In a healthcare UX org, that analysis might produce a capability map showing that clinical researchers can evaluate AI-generated synthesis but lack the vocabulary to specify what they need from a model — which points to the first curriculum artifact being not an AI tools tutorial, but a shared glossary.

The adjacent possible tells you where you’re going. Instructional design tells you how to get there without skipping the steps that make arrival possible.

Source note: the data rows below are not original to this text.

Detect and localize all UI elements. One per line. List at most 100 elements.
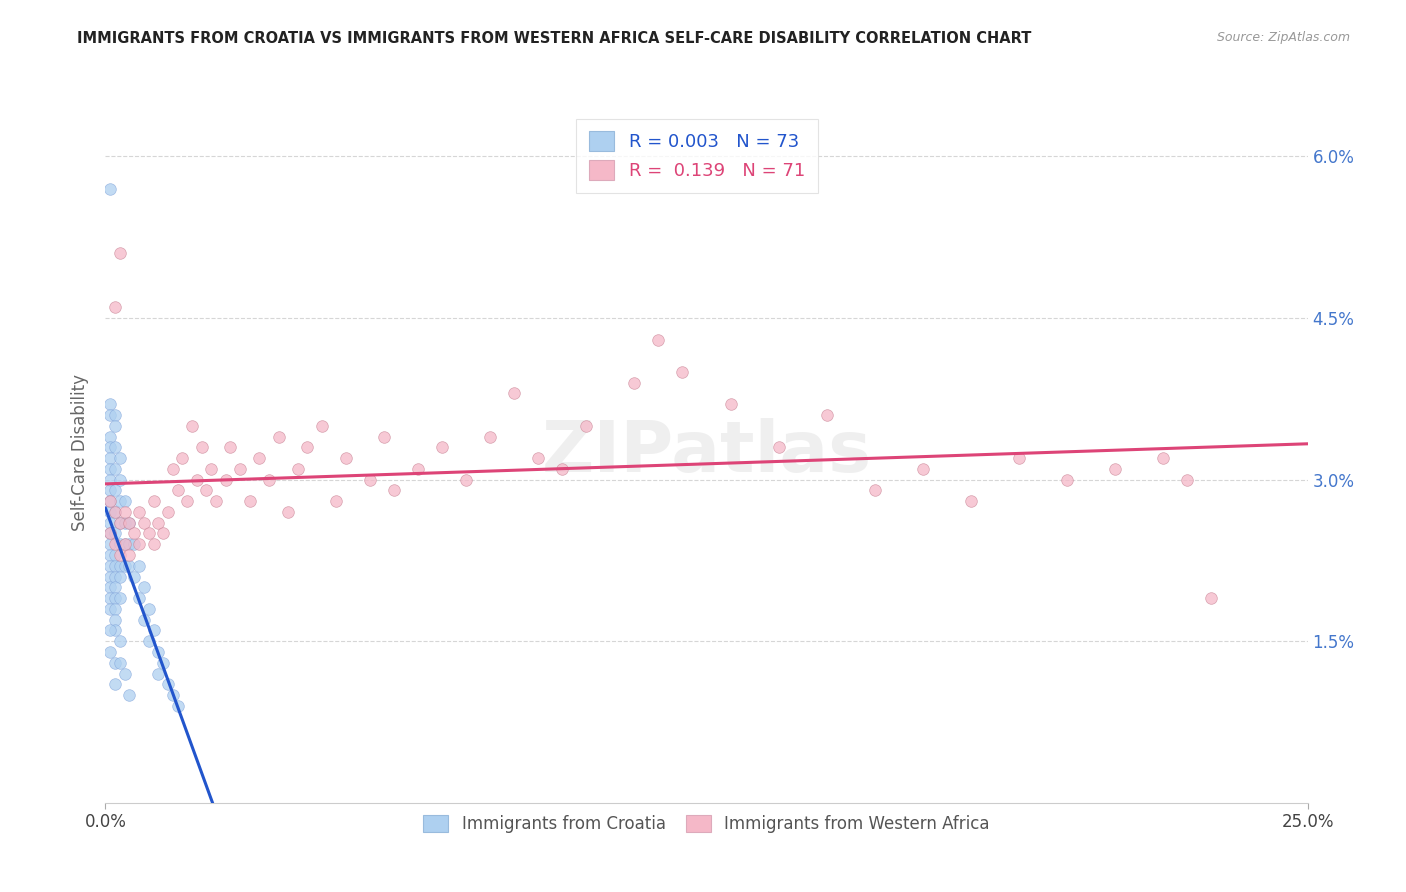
Point — [166, 698, 188, 713]
Point — [132, 580, 155, 594]
Point — [114, 558, 136, 573]
Point — [108, 558, 131, 573]
Point — [104, 624, 127, 638]
Point — [114, 494, 136, 508]
Point — [108, 591, 131, 606]
Point — [382, 483, 405, 498]
Point — [267, 429, 290, 443]
Point — [104, 408, 127, 422]
Point — [359, 473, 381, 487]
Point — [108, 656, 131, 670]
Point — [104, 656, 127, 670]
Point — [720, 397, 742, 411]
Point — [104, 300, 127, 314]
Point — [148, 666, 170, 681]
Point — [98, 494, 121, 508]
Legend: Immigrants from Croatia, Immigrants from Western Africa: Immigrants from Croatia, Immigrants from… — [416, 808, 997, 840]
Point — [104, 677, 127, 691]
Text: ZIPatlas: ZIPatlas — [541, 418, 872, 487]
Point — [98, 558, 121, 573]
Point — [98, 537, 121, 551]
Point — [104, 569, 127, 583]
Point — [108, 516, 131, 530]
Point — [98, 483, 121, 498]
Point — [98, 602, 121, 616]
Point — [98, 462, 121, 476]
Point — [104, 548, 127, 562]
Point — [114, 666, 136, 681]
Point — [247, 451, 270, 466]
Point — [132, 516, 155, 530]
Point — [108, 516, 131, 530]
Point — [960, 494, 983, 508]
Point — [124, 537, 146, 551]
Point — [456, 473, 478, 487]
Point — [671, 365, 693, 379]
Point — [205, 494, 228, 508]
Point — [104, 613, 127, 627]
Point — [98, 451, 121, 466]
Point — [1152, 451, 1174, 466]
Point — [195, 483, 218, 498]
Point — [108, 548, 131, 562]
Point — [219, 440, 242, 454]
Point — [166, 483, 188, 498]
Point — [287, 462, 309, 476]
Point — [1201, 591, 1223, 606]
Point — [132, 613, 155, 627]
Point — [551, 462, 574, 476]
Point — [104, 580, 127, 594]
Point — [108, 246, 131, 260]
Point — [118, 548, 141, 562]
Point — [98, 473, 121, 487]
Point — [104, 440, 127, 454]
Point — [118, 688, 141, 702]
Point — [118, 537, 141, 551]
Point — [108, 494, 131, 508]
Point — [104, 505, 127, 519]
Y-axis label: Self-Care Disability: Self-Care Disability — [72, 374, 90, 532]
Text: Source: ZipAtlas.com: Source: ZipAtlas.com — [1216, 31, 1350, 45]
Point — [138, 526, 160, 541]
Point — [118, 516, 141, 530]
Point — [156, 677, 179, 691]
Point — [98, 505, 121, 519]
Point — [430, 440, 453, 454]
Point — [479, 429, 502, 443]
Point — [128, 558, 150, 573]
Point — [142, 624, 165, 638]
Point — [98, 526, 121, 541]
Point — [172, 451, 194, 466]
Point — [138, 602, 160, 616]
Point — [114, 537, 136, 551]
Point — [815, 408, 838, 422]
Point — [1104, 462, 1126, 476]
Point — [186, 473, 208, 487]
Point — [768, 440, 790, 454]
Point — [104, 462, 127, 476]
Point — [138, 634, 160, 648]
Point — [239, 494, 262, 508]
Point — [98, 591, 121, 606]
Point — [190, 440, 212, 454]
Point — [98, 569, 121, 583]
Point — [406, 462, 429, 476]
Point — [98, 182, 121, 196]
Point — [108, 473, 131, 487]
Point — [98, 580, 121, 594]
Point — [623, 376, 645, 390]
Point — [98, 408, 121, 422]
Point — [162, 688, 184, 702]
Point — [98, 645, 121, 659]
Point — [503, 386, 526, 401]
Point — [128, 537, 150, 551]
Point — [98, 526, 121, 541]
Point — [98, 624, 121, 638]
Point — [335, 451, 357, 466]
Point — [108, 634, 131, 648]
Point — [128, 591, 150, 606]
Point — [647, 333, 669, 347]
Point — [257, 473, 280, 487]
Point — [152, 526, 174, 541]
Point — [98, 429, 121, 443]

Organizations that combine both — that map the next achievable state and build deliberate learning infrastructure to reach it — don’t just identify the gap. They close it on purpose, with a plan the whole org can see and follow.


How I Know This Is True

I was trained as a designer — classically, at art school — and somewhere in my first decade of professional work I drifted into engineering. Not because I planned to. Because the problems I was solving kept pulling me one step further into territory I didn’t have a name for yet.

Design gave me the vocabulary for how things should feel and function from a human perspective. Engineering gave me the vocabulary for why things behave the way they do at a system level. Neither one was a leap. Each one was adjacent to where I already stood.

In college, for gas and grocery money, I took a job caring for three disabled adults in their home. Long shifts — sometimes a full weekend, 24 to 48 hours at a stretch. It was unglamorous work in the way that most essential work is unglamorous.

Caring for someone who is wholly dependent on you — for meals, mobility, dignity — compresses your awareness in a specific way. You stop taking your own capability for granted. You develop a constant low-level inventory of what you have, what they need, and what the gap is. Not as a burden, but as a discipline. A practice of noticing.

The adjacent possible of that work wasn’t a job skill. It was an orientation — a habit of accounting for the advantages you’re operating with instead of moving through the world blind to them. Gratitude, yes, but the kind that makes you more capable: functional, not decorative.

Neither transition was planned. Both were adjacent to where I already stood.


What This Has To Do With You

If you’re navigating a career transition, a role change, or an org-wide transformation right now — and in 2026, most people in design and technology are doing at least one of those things — the adjacent possible is a more useful frame than almost anything else I know.

The question isn’t: where do I want to end up? The question is: what is genuinely one step away from where I am right now? What capability, relationship, or context sits just at the edge of my current reach?

That’s the step worth taking. Not because ambition is wrong, but because the steps you skip have a way of showing up later as gaps you can’t explain.

I spent time as a teenager running the shipping operation for a small publishing house — boxing and sending out books about process improvement and quality control before I had any professional context for what those books contained. I spent weekends in college learning what it means to be responsible for someone else’s wellbeing, happiness, and safety. I moved from design into engineering without a plan to do so.

None of it was linear. All of it was adjacent.